面对大海,在岩石中间的叫喊,在海的雾气里,自由、疯狂地奔跑。
悲伤的愤怒,叫喊,大海的孤独。
失控,粗暴,伸向天际。
——聂鲁达《二十首情诗和一首绝望的歌》陈黎/张芬龄译
Chapter 18
(1965年, 3月,欧文二十九岁,康斯坦丁二十六岁)
欧文匆匆的大街上走着。现在已经春天了,但气温似乎并没有上升多少——特别是在今天这个晚上,欧文能感觉到从关节和骨头里伸出的冰冷与空虚。他裹紧了身上的大衣试图让自己更加温暖一点,但并不非常成功。

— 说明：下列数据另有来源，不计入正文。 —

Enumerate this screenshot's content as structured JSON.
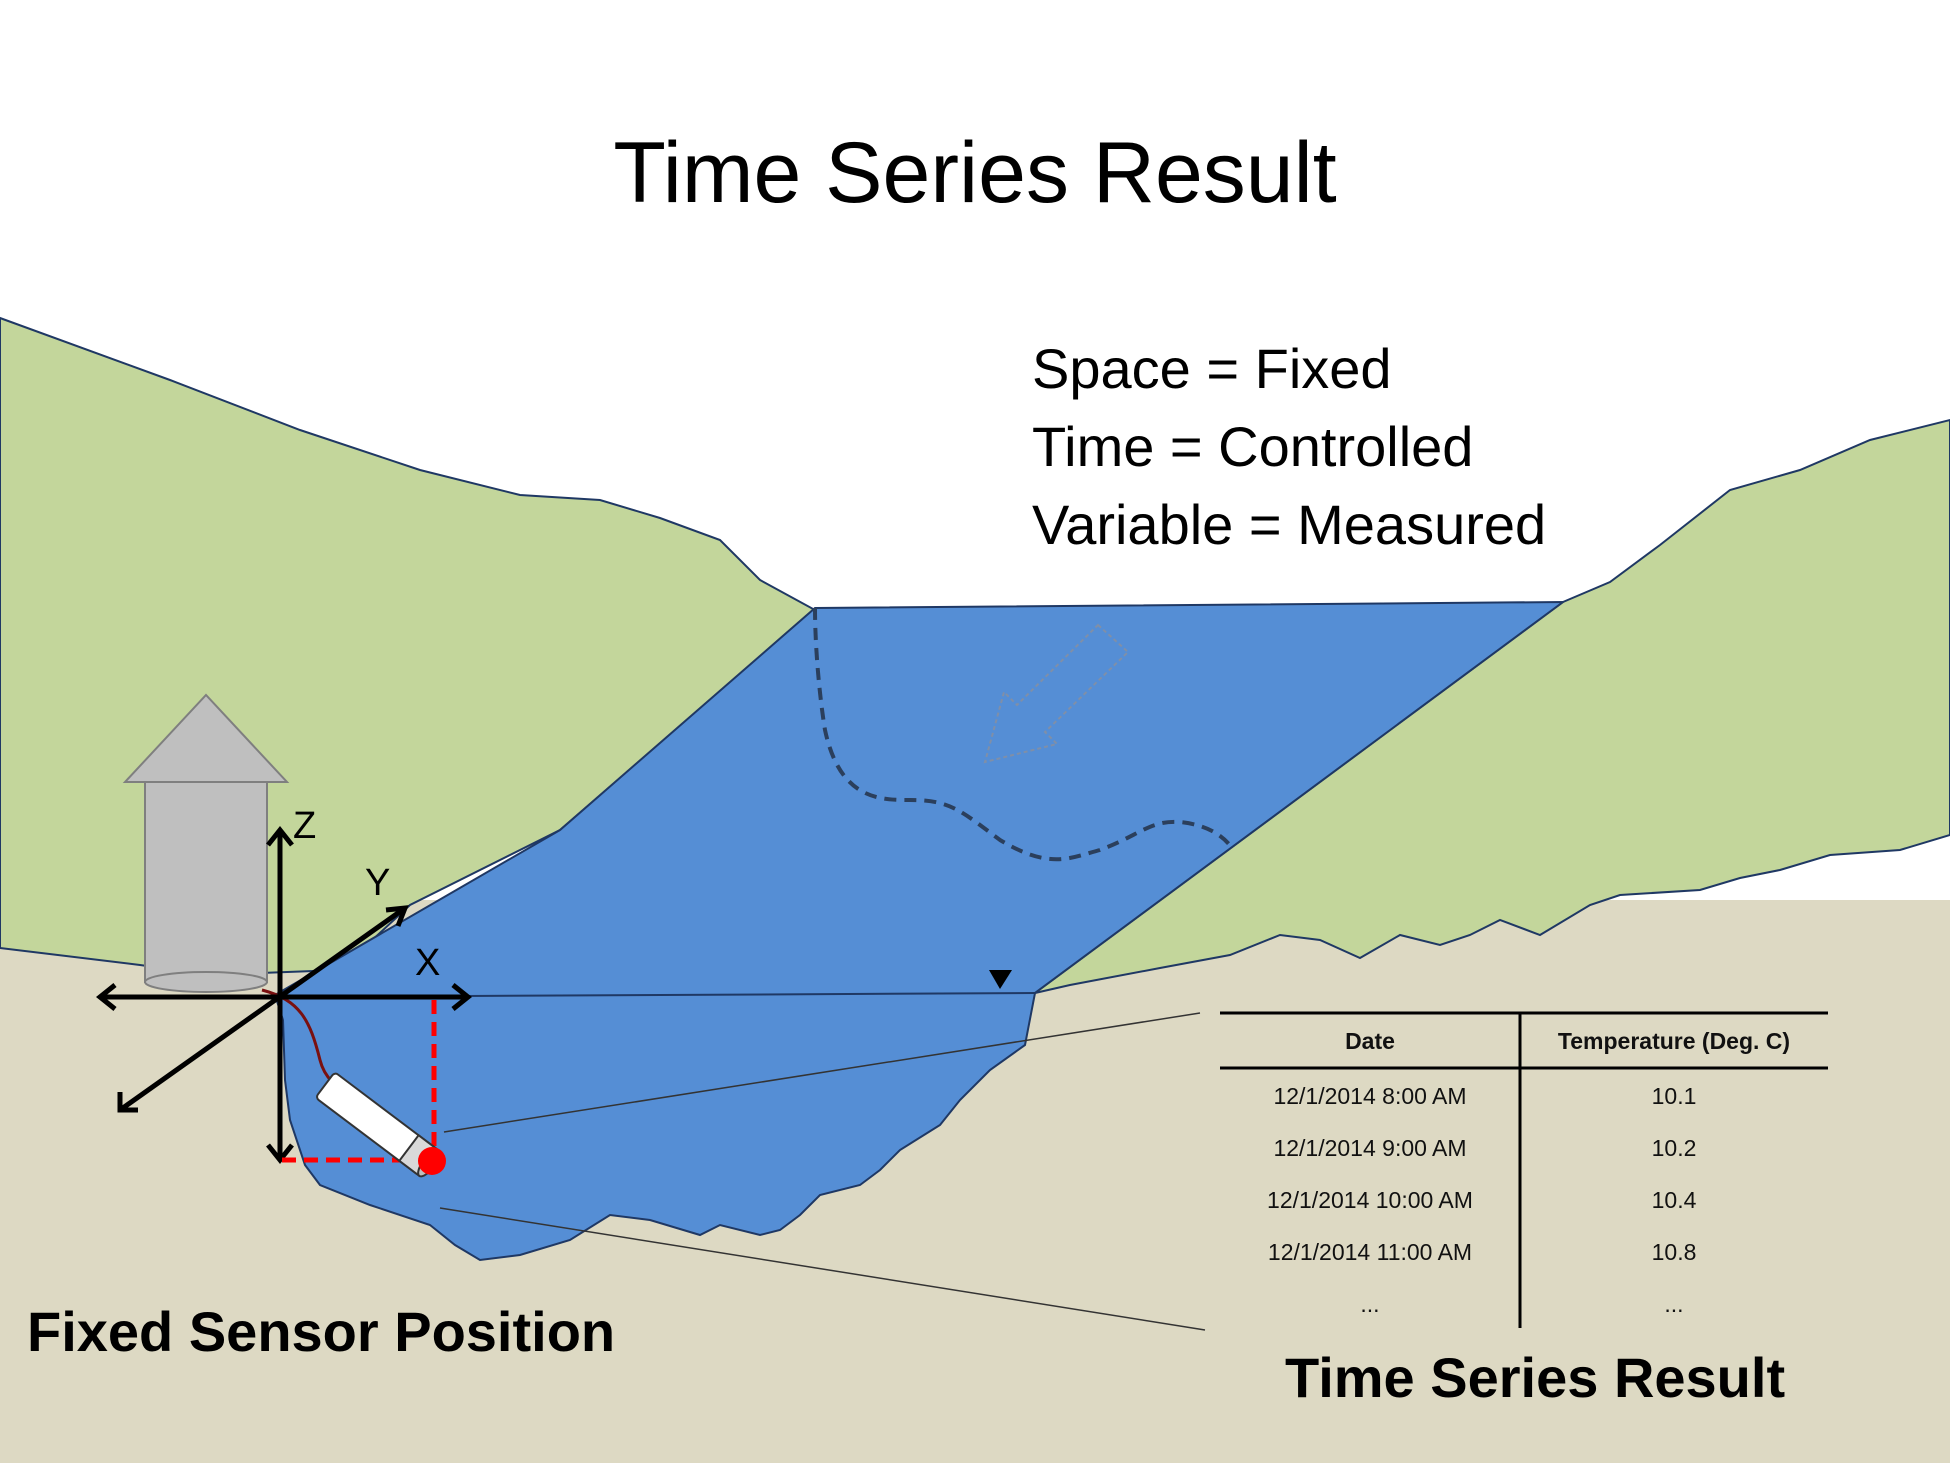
{
  "title": "Time Series Result",
  "conditions": [
    "Space = Fixed",
    "Time = Controlled",
    "Variable = Measured"
  ],
  "axes": {
    "x": "X",
    "y": "Y",
    "z": "Z"
  },
  "table": {
    "columns": [
      "Date",
      "Temperature (Deg. C)"
    ],
    "rows": [
      [
        "12/1/2014 8:00 AM",
        "10.1"
      ],
      [
        "12/1/2014 9:00 AM",
        "10.2"
      ],
      [
        "12/1/2014 10:00 AM",
        "10.4"
      ],
      [
        "12/1/2014 11:00 AM",
        "10.8"
      ],
      [
        "...",
        "..."
      ]
    ]
  },
  "captions": {
    "sensor": "Fixed Sensor Position",
    "result": "Time Series Result"
  },
  "colors": {
    "hill": "#c3d69b",
    "ground": "#ddd9c3",
    "water": "#558ed5",
    "outline": "#1f3864",
    "sensor_dot": "#ff0000",
    "offset_lines": "#ff0000",
    "cable": "#7a1010",
    "housing": "#bfbfbf"
  },
  "icons": [
    "house-icon",
    "sensor-icon",
    "water-surface-marker-icon",
    "flow-arrow-icon"
  ]
}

马上就要到了。他想着,并不感到十分期待—他的老房子在这种天气里只会比外面更加寒冷而不是更加温暖。或许我需要去再买几张毯子——这个念头在他的脑海里一闪而过。
欧文现在的处境比原来要好一点。克莱蒙特有意识的把他带进了一个更加高层次的社交圈里—至少他不会再遇见像克里夫或是巴特勒这样的蠢货。欧文默许了他的引导,而在此之前,这几乎是完全不可能的。他刚刚和克莱蒙特夫妇吃过晚饭,虽然克莱蒙特夫人制作牛肉馅饼的厨艺并不十分让人满意。